Squishy. Valki (!!). Curvy. Milkmaid(!!!). And “built like Xena” – these are awesome!!
“Built like a brick shithouse” is good too, though I can’t nail down exactly why.
“Goddess” feels dumb: it smacks of trying too hard to cover up low self-image, to my ears. Anyway, that’s what the sexy persons who want us should be calling us, it seems to me (cf. Shakespeare’s “I never saw a goddess go”…….).
“Athletic” is nice too!
As for the short folks: I’ve always said that dynamite comes in small packages……..
I just want to point out the unfairness of the fact that this entire topic does not apply to MEN. Men are not supposed to have petite, small-boned frames. In men, “big-boned” is a compliment and something to be envied because it means that if he puts on any extra pounds nobody will notice because those pounds will just stretch and blend across the massive, manly big-boned frame.

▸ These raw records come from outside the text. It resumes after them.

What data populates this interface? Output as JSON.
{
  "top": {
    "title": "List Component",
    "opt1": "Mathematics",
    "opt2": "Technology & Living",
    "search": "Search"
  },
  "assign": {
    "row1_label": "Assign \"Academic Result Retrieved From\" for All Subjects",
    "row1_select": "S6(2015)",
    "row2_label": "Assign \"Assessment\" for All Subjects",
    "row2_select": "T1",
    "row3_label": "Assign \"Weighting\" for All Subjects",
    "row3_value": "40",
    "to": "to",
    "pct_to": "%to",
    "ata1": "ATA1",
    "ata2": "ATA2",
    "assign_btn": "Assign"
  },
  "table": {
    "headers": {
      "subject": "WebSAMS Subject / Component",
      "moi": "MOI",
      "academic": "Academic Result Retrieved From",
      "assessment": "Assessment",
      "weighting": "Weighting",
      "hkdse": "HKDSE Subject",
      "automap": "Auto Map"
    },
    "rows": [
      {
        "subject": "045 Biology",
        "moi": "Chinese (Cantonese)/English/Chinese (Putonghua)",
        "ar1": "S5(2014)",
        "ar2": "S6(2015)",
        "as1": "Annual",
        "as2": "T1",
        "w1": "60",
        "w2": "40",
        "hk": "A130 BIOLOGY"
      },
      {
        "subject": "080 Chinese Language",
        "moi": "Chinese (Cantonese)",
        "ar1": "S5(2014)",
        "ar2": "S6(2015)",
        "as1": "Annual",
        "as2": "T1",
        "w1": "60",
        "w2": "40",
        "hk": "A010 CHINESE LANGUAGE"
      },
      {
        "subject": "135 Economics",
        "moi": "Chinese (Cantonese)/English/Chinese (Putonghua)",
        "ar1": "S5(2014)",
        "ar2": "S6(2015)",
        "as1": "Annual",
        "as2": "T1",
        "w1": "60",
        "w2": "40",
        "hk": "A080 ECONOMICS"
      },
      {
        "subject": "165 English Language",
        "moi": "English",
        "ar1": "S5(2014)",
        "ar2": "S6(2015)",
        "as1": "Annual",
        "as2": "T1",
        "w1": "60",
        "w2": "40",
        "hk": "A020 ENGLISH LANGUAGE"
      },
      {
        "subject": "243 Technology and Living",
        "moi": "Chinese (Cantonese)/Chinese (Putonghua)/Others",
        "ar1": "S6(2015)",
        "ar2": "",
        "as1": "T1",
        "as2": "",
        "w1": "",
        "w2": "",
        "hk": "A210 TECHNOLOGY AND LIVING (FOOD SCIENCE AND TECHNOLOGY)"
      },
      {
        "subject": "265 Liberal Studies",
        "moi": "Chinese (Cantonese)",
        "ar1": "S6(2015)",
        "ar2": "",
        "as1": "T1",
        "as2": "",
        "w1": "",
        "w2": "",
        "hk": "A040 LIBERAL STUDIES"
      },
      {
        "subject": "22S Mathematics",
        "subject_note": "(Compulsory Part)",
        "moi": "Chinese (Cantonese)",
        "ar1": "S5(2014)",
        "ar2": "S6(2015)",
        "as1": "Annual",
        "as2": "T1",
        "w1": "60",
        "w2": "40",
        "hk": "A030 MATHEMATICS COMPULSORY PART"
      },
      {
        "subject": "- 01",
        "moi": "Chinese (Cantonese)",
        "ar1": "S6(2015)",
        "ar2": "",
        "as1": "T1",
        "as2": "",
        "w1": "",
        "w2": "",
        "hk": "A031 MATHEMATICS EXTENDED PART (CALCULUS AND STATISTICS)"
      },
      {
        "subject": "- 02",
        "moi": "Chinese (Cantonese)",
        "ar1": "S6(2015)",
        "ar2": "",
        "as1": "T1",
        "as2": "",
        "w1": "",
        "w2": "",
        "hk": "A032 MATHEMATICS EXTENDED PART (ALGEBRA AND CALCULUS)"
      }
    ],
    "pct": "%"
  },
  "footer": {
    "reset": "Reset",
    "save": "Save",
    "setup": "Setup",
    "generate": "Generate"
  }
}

That said, “big-boned” is a term that for women not only implies “fat” but also has the danger of implying “manly”, so it is best to stay away from adjectives for the bones entirely.
I like Mir’s “ATHLETIC”.
Amazon or Amazonian still makes the mind go toward big (unless you are me and it makes you think of books). But add a comparison to a specific pop-culture Amazon like Wonder Woman a.k.a. Linda Carter and you have gorgeous.
I’ve always been big-boned. Even when I was still a wee size 5. I’ll never see that size again, but regardless, I’m sturdy. Tall. Broad in the shoulders and hips. I’m 5’10 1/2″ tall. I wear a size 10 shoe. Dainty I will never be, unlike my sister, who is 5’6″ and wears a size 0. In August I started low-carbing, and I’ve lost over 50 lbs. I still wear a plus size, although I see a future where I won’t. It won’t matter ~ I’ll still be tall. Big boned. And even when I reach my goal weight, the smallest I’ll likely be is a size 10 or 12. Still “plus sized”, as far as a model goes. *sigh*
Personally, I prefer being an Amazon.
I claimed that one when I was the tallest person in my 6th grade class. I’ve never looked back.
Fat. I still am. I started this diet in the quest for a healthier body ~ and I’ve gotten that already. My cholesterol and blood sugar are optimal. The horrible migraines I suffered for 6 years are gone. I no longer require my anti-crazy pills to function in my daily life. I will never be tee-niny again, but I don’t care. I will be healthy, I already AM beautiful, and I will always be an Amazon. Go, me!
Well at least you’re tall! I’m 5’2″ and big boned, etc. I can’t do staturesque (a word I love and don’t think means fat) OR valki. Best I can do is “plump” or “big breasted” or “matronly.” (LOVE that last one…gag!)
I feel bad for my kids though. Cuz our whole family has a certain body type–stocky, muscular–and they are not fat but they have a layer of fat that their skinny little friends don’t have. And they rarely eat junk food and they eat less than a lot of these skinny kids. It’s body type. But will my 12 year old daughter really get that? I’m over 40 now and I will say that “body type” is a very cold comfort.
I agree: there’s no way to say it. I’m tall and Dutch, that’s how I say it—and then “Dutch” sounds like a euphemism for fat. OH I DO APOLOGIZE TO SOCIETY FOR MY ETHNIC ORIGIN AND NON-OSTEOPOROSIS-INCLINED BONES!